Ma il processo ha una importanza ancor maggiore. Esso si propone per la prima volta di dichiarare che la guerra è un delitto e di tirarne le conseguenze…

Benissimo: questo è un nobile principio. Ma come sa qualsiasi giurista, una legge non può avere valore retroattivo: quindi è stato illegale giudicare e condannare i capi tedeschi per crimini contro la pace, quando tale tipo di crimine non era stato formalizzato presso alcuna fonte di diritto.

Il punto essenziale è che il processo di Norimberga costituisce veramente un anello della catena delle azioni politiche di alto significato; in tal caso non importerebbe se dovessero spesso intrecciarsi anche degli errori, dei malintesi, delle crudeltà e degli odii, e se le potenze che oggi hanno costituito una norma di giustizia nel mondo venissero un giorno a trovarsi esse stesse in difetto rispetto a questa norma.

Affermazione incredibile, scandalosa, contraddittoria: i vincitori sono assolti in partenza anche se, nel giudicare i vinti, commetteranno errori e crudeltà. Dov’è la differenza con il modo di pensare e di agire dei nazisti verso i popoli da essi conquistati nel corso della guerra?

Le potenze che hanno stabilito di fare il processo di Norimberga hanno con ciò dato prova di governare il mondo di comune accordo e di volersi assoggettare ad un ordine mondiale.

Questo è un elogio del Nuovo Ordine Mondiale che oggi si sta definitivamente realizzando, ma le cui basi furono gettate nel 1945, sotto la regia della grande finanza, che è stata la reale vincitrice di quella guerra. Ma è ridicolo pensare che i vincitori avrebbero accettato di assoggettarsi alle nuove norme internazionali, e di farsi eventualmente giudicare da un tribunale internazionale. Un tribunale internazionale ha processato il serbo Milosevic, ma nessuno mai ha processato Bush jr. o il generale Powell o la signora Allbright per l’ingiusta e devastante invasione dell’Iraq del 2003, fondata sulla grande menzogna delle armi di distruzione di massa di Saddam Hussein.

Esse hanno dato prova di volersi veramente assumere, come risultato della loro vittoria, le responsabilità della vita di tutti gli uomini, e non solamente della vita dei loro popoli.
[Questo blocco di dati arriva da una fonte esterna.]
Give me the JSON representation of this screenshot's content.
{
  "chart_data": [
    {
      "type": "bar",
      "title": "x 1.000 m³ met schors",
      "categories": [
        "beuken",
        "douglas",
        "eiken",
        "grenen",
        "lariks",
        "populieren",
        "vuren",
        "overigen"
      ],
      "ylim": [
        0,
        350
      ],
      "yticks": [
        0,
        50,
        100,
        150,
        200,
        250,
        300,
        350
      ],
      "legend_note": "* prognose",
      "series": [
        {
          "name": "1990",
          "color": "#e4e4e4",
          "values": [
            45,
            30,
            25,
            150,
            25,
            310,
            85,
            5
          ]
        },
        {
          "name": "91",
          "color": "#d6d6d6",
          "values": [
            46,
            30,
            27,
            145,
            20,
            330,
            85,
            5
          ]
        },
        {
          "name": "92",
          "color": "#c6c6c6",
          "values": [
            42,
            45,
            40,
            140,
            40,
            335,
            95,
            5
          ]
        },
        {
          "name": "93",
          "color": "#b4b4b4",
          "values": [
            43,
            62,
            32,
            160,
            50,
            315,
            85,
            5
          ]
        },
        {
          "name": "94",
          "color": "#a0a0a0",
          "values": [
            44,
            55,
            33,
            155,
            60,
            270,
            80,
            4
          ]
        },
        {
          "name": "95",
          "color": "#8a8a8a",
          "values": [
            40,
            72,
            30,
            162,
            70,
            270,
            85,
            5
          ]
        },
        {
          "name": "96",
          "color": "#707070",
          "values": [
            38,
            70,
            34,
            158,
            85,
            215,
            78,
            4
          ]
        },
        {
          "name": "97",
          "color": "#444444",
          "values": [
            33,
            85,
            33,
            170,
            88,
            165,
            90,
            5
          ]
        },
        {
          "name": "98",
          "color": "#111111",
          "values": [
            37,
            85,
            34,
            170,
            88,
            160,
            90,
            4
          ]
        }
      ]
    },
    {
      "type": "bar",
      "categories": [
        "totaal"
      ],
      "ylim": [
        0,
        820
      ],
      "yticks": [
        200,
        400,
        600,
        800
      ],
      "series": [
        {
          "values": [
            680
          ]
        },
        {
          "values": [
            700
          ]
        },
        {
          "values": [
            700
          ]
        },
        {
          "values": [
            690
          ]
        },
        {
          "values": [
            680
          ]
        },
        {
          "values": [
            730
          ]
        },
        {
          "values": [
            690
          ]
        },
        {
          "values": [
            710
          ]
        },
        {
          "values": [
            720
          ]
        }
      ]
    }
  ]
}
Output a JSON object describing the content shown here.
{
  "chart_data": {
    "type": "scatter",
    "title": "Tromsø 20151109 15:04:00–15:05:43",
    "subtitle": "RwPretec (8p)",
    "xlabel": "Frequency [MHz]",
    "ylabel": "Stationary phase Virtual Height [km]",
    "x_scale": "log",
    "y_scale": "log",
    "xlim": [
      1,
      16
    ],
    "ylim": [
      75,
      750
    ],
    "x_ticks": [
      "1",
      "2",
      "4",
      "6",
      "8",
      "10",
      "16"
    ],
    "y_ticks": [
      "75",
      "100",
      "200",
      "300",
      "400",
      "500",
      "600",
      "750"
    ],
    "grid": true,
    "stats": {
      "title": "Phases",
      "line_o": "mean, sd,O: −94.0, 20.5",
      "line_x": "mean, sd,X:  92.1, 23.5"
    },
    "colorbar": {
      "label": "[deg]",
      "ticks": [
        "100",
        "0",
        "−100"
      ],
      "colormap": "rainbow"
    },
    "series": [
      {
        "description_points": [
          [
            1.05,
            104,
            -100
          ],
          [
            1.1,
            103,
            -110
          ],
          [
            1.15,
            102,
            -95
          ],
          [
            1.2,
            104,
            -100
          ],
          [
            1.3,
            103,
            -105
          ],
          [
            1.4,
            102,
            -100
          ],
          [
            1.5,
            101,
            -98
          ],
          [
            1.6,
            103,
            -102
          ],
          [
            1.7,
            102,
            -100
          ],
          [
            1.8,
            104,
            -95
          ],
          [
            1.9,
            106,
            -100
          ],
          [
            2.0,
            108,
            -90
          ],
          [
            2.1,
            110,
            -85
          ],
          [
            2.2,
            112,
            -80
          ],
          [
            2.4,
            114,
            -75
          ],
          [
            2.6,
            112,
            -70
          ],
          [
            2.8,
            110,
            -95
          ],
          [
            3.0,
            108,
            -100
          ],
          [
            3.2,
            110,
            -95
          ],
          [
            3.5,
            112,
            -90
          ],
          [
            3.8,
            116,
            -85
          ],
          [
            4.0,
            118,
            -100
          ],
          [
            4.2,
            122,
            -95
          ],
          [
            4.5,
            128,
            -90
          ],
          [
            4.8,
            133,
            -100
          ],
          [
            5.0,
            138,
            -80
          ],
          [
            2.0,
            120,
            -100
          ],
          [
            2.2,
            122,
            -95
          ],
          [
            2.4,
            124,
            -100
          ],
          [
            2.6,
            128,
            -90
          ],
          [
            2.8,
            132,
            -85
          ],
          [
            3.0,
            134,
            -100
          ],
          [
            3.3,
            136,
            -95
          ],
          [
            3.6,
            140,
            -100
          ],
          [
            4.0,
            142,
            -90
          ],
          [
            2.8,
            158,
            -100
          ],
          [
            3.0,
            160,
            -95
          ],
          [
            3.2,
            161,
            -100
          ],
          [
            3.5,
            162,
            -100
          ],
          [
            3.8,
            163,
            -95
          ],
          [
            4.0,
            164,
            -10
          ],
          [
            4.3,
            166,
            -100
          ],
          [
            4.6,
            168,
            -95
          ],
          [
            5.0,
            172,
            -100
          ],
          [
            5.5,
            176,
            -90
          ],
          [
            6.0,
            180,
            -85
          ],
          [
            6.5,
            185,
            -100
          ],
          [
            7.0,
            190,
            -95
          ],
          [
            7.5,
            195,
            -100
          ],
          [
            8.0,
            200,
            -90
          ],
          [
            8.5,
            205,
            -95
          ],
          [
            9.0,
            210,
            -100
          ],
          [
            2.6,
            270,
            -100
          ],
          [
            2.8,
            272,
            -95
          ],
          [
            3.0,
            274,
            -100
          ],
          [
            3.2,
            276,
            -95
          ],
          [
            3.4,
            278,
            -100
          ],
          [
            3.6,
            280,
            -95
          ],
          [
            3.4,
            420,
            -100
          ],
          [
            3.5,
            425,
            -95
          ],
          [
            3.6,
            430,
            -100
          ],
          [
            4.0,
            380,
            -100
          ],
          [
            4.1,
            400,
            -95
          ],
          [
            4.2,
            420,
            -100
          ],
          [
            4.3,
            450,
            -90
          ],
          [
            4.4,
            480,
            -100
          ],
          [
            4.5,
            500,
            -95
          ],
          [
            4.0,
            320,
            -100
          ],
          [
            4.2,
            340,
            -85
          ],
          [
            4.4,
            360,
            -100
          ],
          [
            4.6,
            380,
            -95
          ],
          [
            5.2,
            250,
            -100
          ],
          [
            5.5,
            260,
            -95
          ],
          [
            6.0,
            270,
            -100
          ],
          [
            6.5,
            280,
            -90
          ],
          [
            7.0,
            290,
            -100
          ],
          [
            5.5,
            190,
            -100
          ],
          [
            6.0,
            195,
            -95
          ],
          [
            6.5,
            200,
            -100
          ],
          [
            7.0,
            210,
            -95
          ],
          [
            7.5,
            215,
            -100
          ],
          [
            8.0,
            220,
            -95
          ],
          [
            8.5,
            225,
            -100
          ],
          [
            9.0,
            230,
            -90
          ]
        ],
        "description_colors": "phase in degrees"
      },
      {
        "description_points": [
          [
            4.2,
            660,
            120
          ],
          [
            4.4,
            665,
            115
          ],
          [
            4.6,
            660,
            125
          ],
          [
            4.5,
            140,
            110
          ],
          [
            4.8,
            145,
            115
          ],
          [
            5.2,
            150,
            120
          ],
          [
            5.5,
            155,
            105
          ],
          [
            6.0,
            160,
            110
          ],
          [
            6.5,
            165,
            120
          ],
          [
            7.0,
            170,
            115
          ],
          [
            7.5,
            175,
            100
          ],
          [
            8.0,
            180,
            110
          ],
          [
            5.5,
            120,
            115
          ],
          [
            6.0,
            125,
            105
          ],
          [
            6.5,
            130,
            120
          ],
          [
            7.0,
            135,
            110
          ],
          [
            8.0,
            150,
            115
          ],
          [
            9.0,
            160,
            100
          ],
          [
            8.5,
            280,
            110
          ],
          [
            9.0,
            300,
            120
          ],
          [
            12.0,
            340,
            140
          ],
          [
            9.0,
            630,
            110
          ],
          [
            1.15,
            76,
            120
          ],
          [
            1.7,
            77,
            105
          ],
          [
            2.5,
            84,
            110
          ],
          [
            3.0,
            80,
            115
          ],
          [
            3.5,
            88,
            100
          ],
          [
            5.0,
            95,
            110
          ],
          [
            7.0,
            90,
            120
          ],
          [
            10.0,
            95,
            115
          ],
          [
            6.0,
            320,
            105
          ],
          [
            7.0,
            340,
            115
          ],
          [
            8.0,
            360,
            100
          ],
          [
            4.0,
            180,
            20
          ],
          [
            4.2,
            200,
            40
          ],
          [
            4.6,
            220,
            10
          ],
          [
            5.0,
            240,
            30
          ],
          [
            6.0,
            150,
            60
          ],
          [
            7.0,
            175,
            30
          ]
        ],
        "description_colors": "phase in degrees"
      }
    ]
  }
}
Ammettiamo che sia così, che i vincitori avessero dato prova di assumersi tutte le loro responsabilità (ma i sovietici si erano assunta la responsabilità di essersi spartita la Polonia con Hitler?). Ma con quale diritto volevano ora ergersi a garanti dell’ordine internazionale di tutti i popoli? Avevano forse combattuto e vinto il mondo intero, per farsi supremi arbitri della legge internazionale? E, se sì, in cosa differivano i loro piani di dominio mondiale da quelli della Germania sconfitta?

Questa testimonianza non dovrebbe in nessun caso risultare falsa, dice infine. Ma chi lo garantisce?